The silence in the room was heavy, broken only by the sound of Aiko's own breathing. She stared at Kaito, trying to reconcile the man who had risked his life for a teapot with the man who had just used a child as a threat.
"His daughter?" Aiko finally whispered, her voice laced with disbelief and a hint of horror. "Kaito, she's a child. She's innocent in all of this."
Kaito's face was hard, carved from stone. There was no remorse in his eyes. "And so are you," he replied, his voice dangerously quiet. "Takeda Kageyama made the mistake of targeting someone outside the game. He brought an innocent into his war. I am simply showing him that I am capable of doing the same. I am speaking the only language a man like him understands: fear for his own blood."
"But we're not supposed to be like them!" Aiko argued, stepping closer to him. "That's the whole point, isn't it? You told me your clan values loyalty, partnership... you don't threaten children, Kaito. That's their move, not yours."
She was challenging him, holding him to the higher standard he himself had set. For a moment, a flash of raw anger crossed his face, but it was quickly replaced by a deep, ancient pain. He looked away from her, towards the dark city skyline.
"When I was ten years old," he said, his voice a low, rough murmur that seemed to be pulled from a deep, dark well, "a rival clan, the Yamaguchi, tried to force my father's hand. They sent him a message. A threat against my mother."
He paused, and Aiko held her breath. "My father was an honorable man. He followed the old codes. He refused to be intimidated. He retaliated through official channels, challenging their honor, calling a council. He did everything the 'right' way."
He turned back to face her, and the look in his eyes was so full of grief and fury that it made her ache.
"While he was busy being honorable," Kaito said, his voice breaking with a rage that was decades old, "they kidnapped my mother. We never saw her again.
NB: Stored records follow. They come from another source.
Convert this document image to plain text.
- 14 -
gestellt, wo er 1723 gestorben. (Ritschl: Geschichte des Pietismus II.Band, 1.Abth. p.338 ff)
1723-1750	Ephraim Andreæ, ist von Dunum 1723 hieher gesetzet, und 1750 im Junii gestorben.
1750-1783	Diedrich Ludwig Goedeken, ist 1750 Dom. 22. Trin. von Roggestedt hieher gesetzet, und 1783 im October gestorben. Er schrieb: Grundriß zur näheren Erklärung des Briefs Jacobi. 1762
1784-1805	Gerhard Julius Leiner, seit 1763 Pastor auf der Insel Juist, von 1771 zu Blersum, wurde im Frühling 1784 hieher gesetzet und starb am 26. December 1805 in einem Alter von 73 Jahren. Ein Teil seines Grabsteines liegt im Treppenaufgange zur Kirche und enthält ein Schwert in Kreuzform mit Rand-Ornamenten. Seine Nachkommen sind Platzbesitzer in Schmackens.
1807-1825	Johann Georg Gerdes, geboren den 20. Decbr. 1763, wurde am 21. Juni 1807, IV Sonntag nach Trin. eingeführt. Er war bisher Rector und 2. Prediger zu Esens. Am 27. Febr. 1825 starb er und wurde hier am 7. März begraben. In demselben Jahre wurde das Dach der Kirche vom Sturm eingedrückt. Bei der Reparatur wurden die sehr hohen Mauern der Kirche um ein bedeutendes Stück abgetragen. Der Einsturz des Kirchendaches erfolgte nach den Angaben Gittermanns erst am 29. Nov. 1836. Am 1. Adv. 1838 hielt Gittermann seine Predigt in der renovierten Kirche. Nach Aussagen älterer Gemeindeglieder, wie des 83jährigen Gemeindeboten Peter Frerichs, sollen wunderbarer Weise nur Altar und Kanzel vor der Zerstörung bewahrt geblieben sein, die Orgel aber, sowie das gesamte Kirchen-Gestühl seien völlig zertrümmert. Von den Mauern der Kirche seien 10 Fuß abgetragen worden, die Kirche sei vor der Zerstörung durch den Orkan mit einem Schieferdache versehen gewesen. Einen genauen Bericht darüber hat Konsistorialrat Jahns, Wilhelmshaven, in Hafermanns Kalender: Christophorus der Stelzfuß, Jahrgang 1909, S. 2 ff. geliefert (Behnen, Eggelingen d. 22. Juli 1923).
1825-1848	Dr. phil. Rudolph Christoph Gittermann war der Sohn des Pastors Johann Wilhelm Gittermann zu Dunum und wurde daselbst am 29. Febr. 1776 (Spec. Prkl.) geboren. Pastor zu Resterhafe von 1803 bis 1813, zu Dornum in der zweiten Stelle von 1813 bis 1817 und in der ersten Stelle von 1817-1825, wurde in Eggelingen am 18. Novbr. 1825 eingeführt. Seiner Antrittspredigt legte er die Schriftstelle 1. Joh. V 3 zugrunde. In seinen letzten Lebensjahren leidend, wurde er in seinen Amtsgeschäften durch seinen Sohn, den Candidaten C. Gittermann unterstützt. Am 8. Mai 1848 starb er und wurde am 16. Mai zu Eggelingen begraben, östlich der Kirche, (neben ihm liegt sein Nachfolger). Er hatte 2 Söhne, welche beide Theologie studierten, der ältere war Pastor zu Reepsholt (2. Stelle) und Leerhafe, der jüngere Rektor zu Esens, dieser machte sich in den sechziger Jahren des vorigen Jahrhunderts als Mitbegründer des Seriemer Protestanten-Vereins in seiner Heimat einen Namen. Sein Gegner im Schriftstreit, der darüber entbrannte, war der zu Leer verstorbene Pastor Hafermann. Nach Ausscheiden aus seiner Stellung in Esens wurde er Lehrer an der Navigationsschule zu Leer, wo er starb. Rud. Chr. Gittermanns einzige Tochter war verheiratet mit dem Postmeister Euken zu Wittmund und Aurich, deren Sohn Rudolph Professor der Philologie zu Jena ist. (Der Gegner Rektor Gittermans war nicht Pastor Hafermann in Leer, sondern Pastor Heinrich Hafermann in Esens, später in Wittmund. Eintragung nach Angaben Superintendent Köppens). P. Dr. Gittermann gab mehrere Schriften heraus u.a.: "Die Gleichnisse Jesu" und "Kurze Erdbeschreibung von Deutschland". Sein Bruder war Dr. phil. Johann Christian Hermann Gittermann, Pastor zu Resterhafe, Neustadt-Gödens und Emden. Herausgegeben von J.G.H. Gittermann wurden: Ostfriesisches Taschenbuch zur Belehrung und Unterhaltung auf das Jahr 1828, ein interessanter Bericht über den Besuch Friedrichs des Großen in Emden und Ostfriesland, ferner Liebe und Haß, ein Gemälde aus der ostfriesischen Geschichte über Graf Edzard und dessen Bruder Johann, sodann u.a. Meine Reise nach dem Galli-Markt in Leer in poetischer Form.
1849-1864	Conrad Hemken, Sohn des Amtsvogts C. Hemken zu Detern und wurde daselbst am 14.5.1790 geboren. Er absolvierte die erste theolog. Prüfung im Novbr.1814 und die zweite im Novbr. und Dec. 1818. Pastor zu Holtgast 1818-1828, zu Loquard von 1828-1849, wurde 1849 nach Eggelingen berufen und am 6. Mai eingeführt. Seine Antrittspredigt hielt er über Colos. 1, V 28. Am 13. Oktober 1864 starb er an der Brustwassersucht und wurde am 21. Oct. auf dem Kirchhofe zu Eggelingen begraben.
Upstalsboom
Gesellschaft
My father's honor cost him his wife. It cost me my mother."
He took a step closer, his gaze burning into hers. "I learned a lesson that day that my father never did. There is no honor in fighting monsters. There are no rules. When someone threatens my family, I will not challenge them to a duel. I will not call a council. I will find what they love most in this world, and I will put a knife to its throat. I will make them feel the same terror they tried to visit upon me. I will not lose what is mine. Not again."
The confession, the raw pain of the little boy who had lost his mother, hung in the air between them. Aiko finally understood. This wasn't just a Yakuza tactic. This was a deeply personal, trauma-forged conviction. It was the armor he had built around his heart.
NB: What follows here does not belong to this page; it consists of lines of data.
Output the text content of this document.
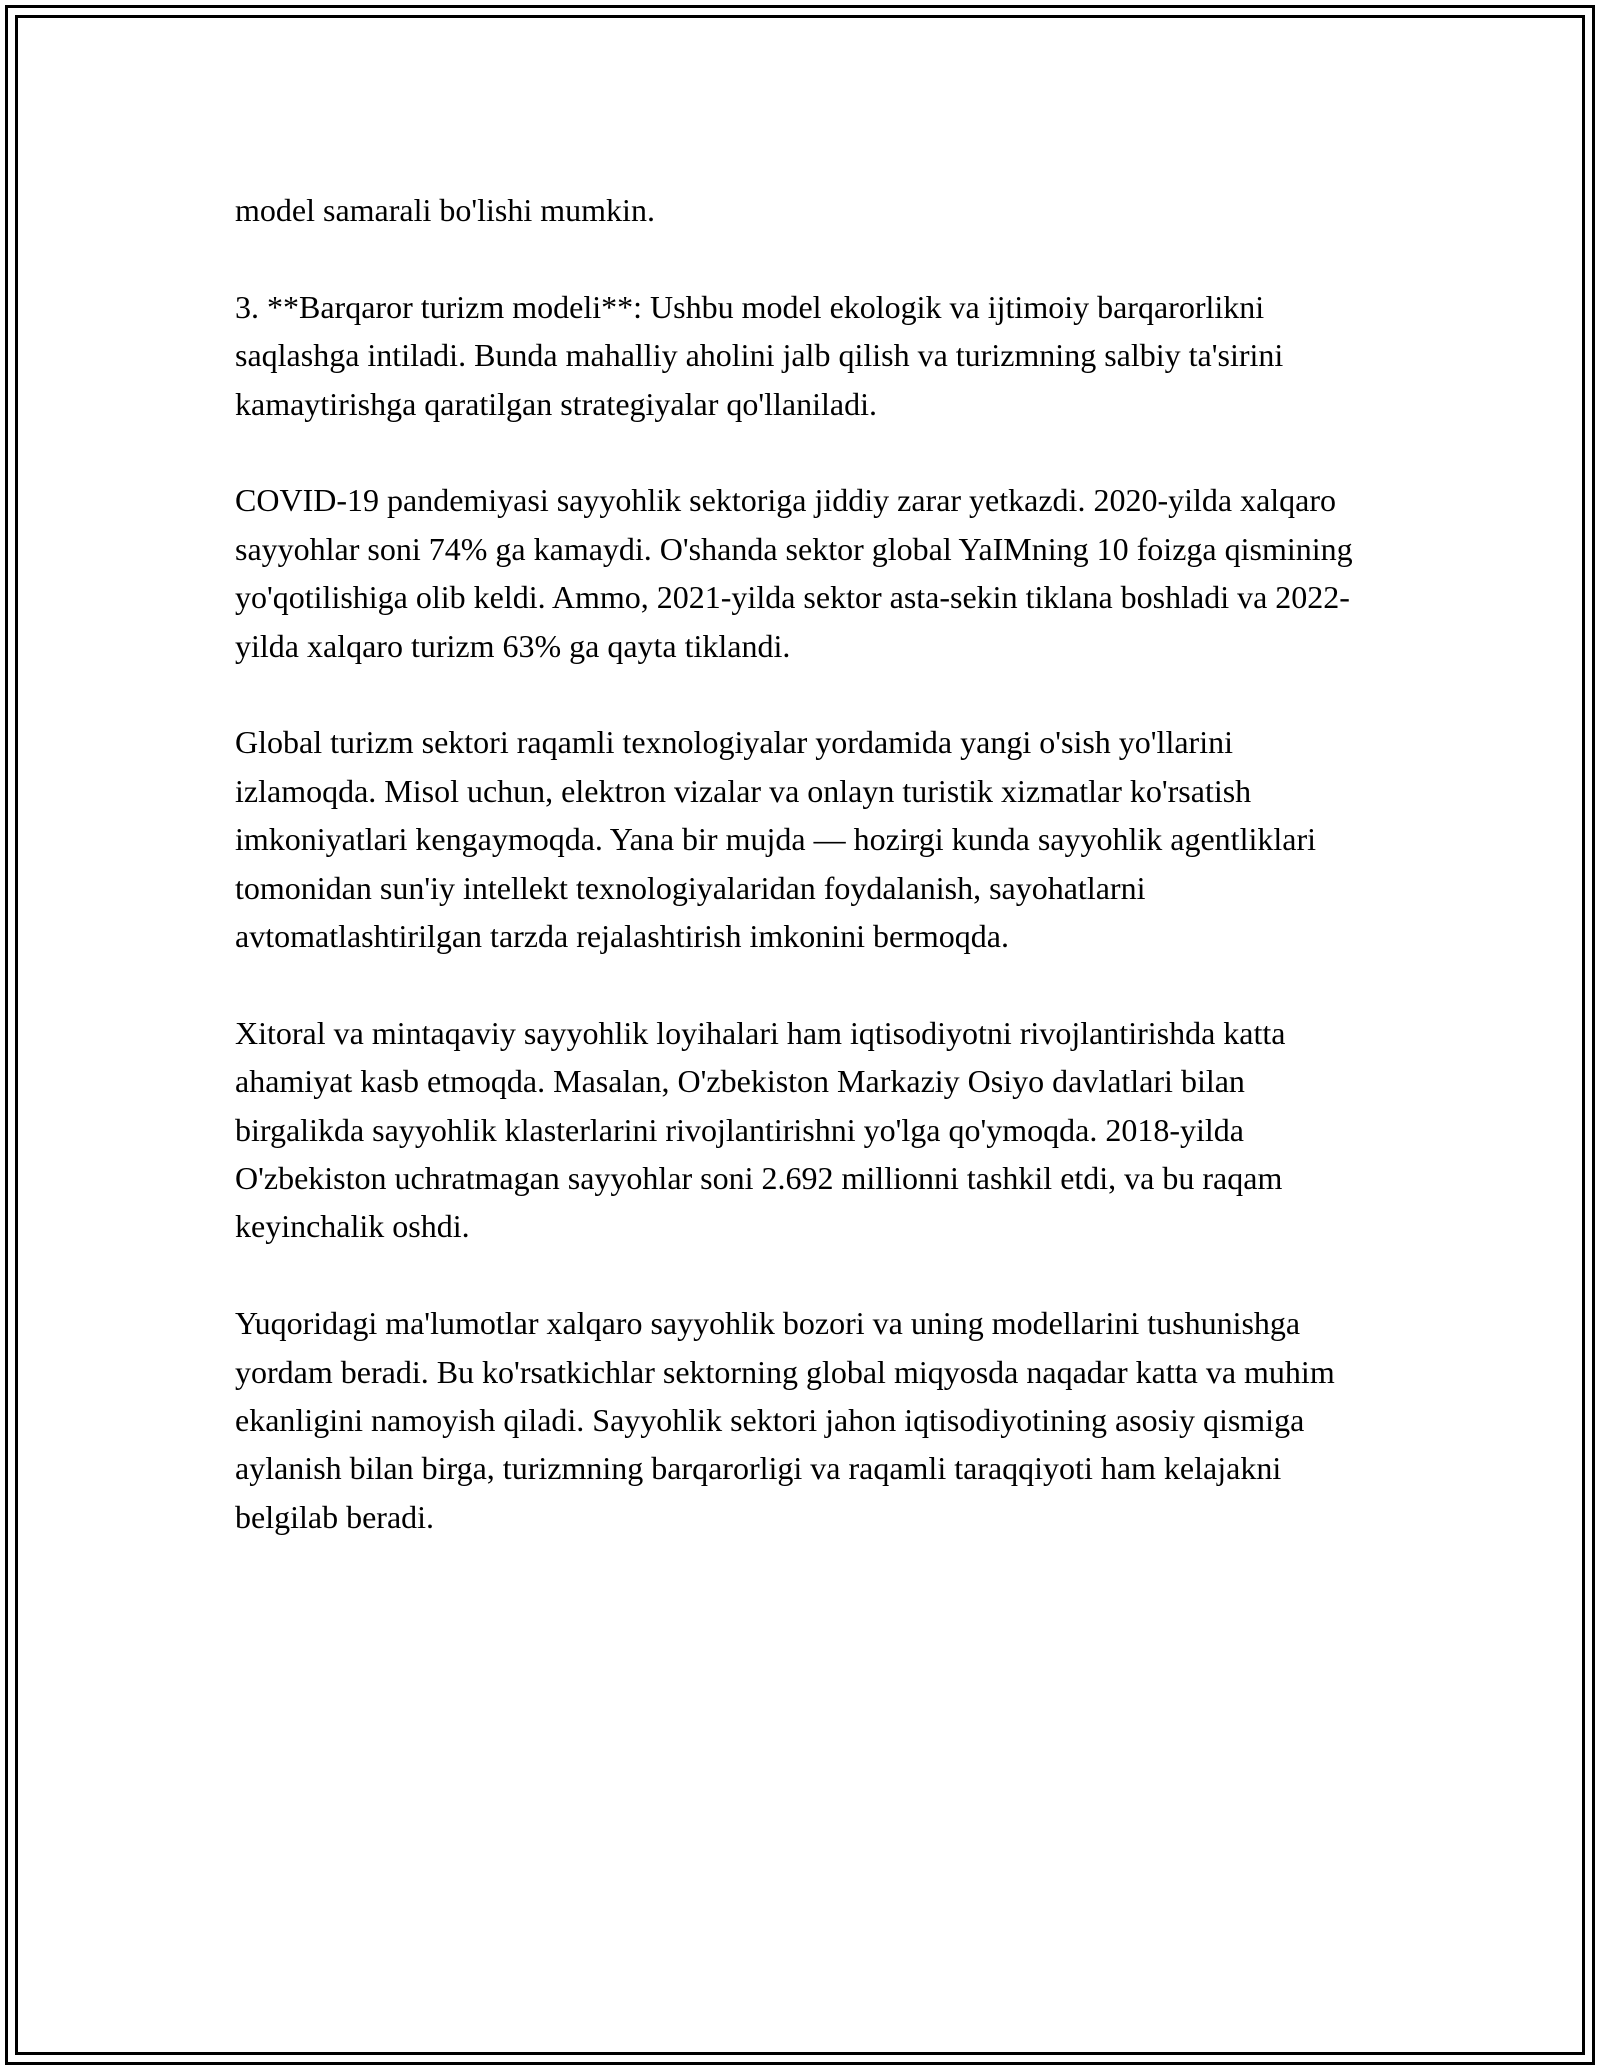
model samarali bo'lishi mumkin.

3. **Barqaror turizm modeli**: Ushbu model ekologik va ijtimoiy barqarorlikni saqlashga intiladi. Bunda mahalliy aholini jalb qilish va turizmning salbiy ta'sirini kamaytirishga qaratilgan strategiyalar qo'llaniladi.

COVID-19 pandemiyasi sayyohlik sektoriga jiddiy zarar yetkazdi. 2020-yilda xalqaro sayyohlar soni 74% ga kamaydi. O'shanda sektor global YaIMning 10 foizga qismining yo'qotilishiga olib keldi. Ammo, 2021-yilda sektor asta-sekin tiklana boshladi va 2022-yilda xalqaro turizm 63% ga qayta tiklandi.

Global turizm sektori raqamli texnologiyalar yordamida yangi o'sish yo'llarini izlamoqda. Misol uchun, elektron vizalar va onlayn turistik xizmatlar ko'rsatish imkoniyatlari kengaymoqda. Yana bir mujda — hozirgi kunda sayyohlik agentliklari tomonidan sun'iy intellekt texnologiyalaridan foydalanish, sayohatlarni avtomatlashtirilgan tarzda rejalashtirish imkonini bermoqda.

Xitoral va mintaqaviy sayyohlik loyihalari ham iqtisodiyotni rivojlantirishda katta ahamiyat kasb etmoqda. Masalan, O'zbekiston Markaziy Osiyo davlatlari bilan birgalikda sayyohlik klasterlarini rivojlantirishni yo'lga qo'ymoqda. 2018-yilda O'zbekiston uchratmagan sayyohlar soni 2.692 millionni tashkil etdi, va bu raqam keyinchalik oshdi.

Yuqoridagi ma'lumotlar xalqaro sayyohlik bozori va uning modellarini tushunishga yordam beradi. Bu ko'rsatkichlar sektorning global miqyosda naqadar katta va muhim ekanligini namoyish qiladi. Sayyohlik sektori jahon iqtisodiyotining asosiy qismiga aylanish bilan birga, turizmning barqarorligi va raqamli taraqqiyoti ham kelajakni belgilab beradi.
She reached out and laid her hand on his arm. The muscle beneath his shirt was tense, coiled like a spring. "I don't like it," she whispered honestly. "But... I understand."
The tension in his shoulders seemed to ease just a fraction. He looked down at her hand on his arm, then back to her face. The moment was broken by the sharp, demanding ring of his personal phone.
He glanced at the screen. A grim, predatory smile touched his lips. "Takeda Kageyama," he said. He answered and put the call on speaker.
A man's voice, shaking with a mixture of pure rage and undiluted fear, screamed from the phone. "Ishikawa... you son of a bitch! If you touch her, I'll kill you! I swear to God, I'll kill you!"
Kaito waited patiently for the shouting to stop. When it did, he spoke, his voice the calm at the center of a hurricane.
"You have one hour," he said simply. "Deliver my man, Ryo, unharmed, to the steps of the Senso-ji Temple. Then you will deliver yourself and a list of every clan member involved in your trafficking ring to my estate. That is the only way your daughter will sleep safely in her bed tonight."
"You're insane!" Takeda screamed.
"You have fifty-nine minutes," Kaito replied, and hung up.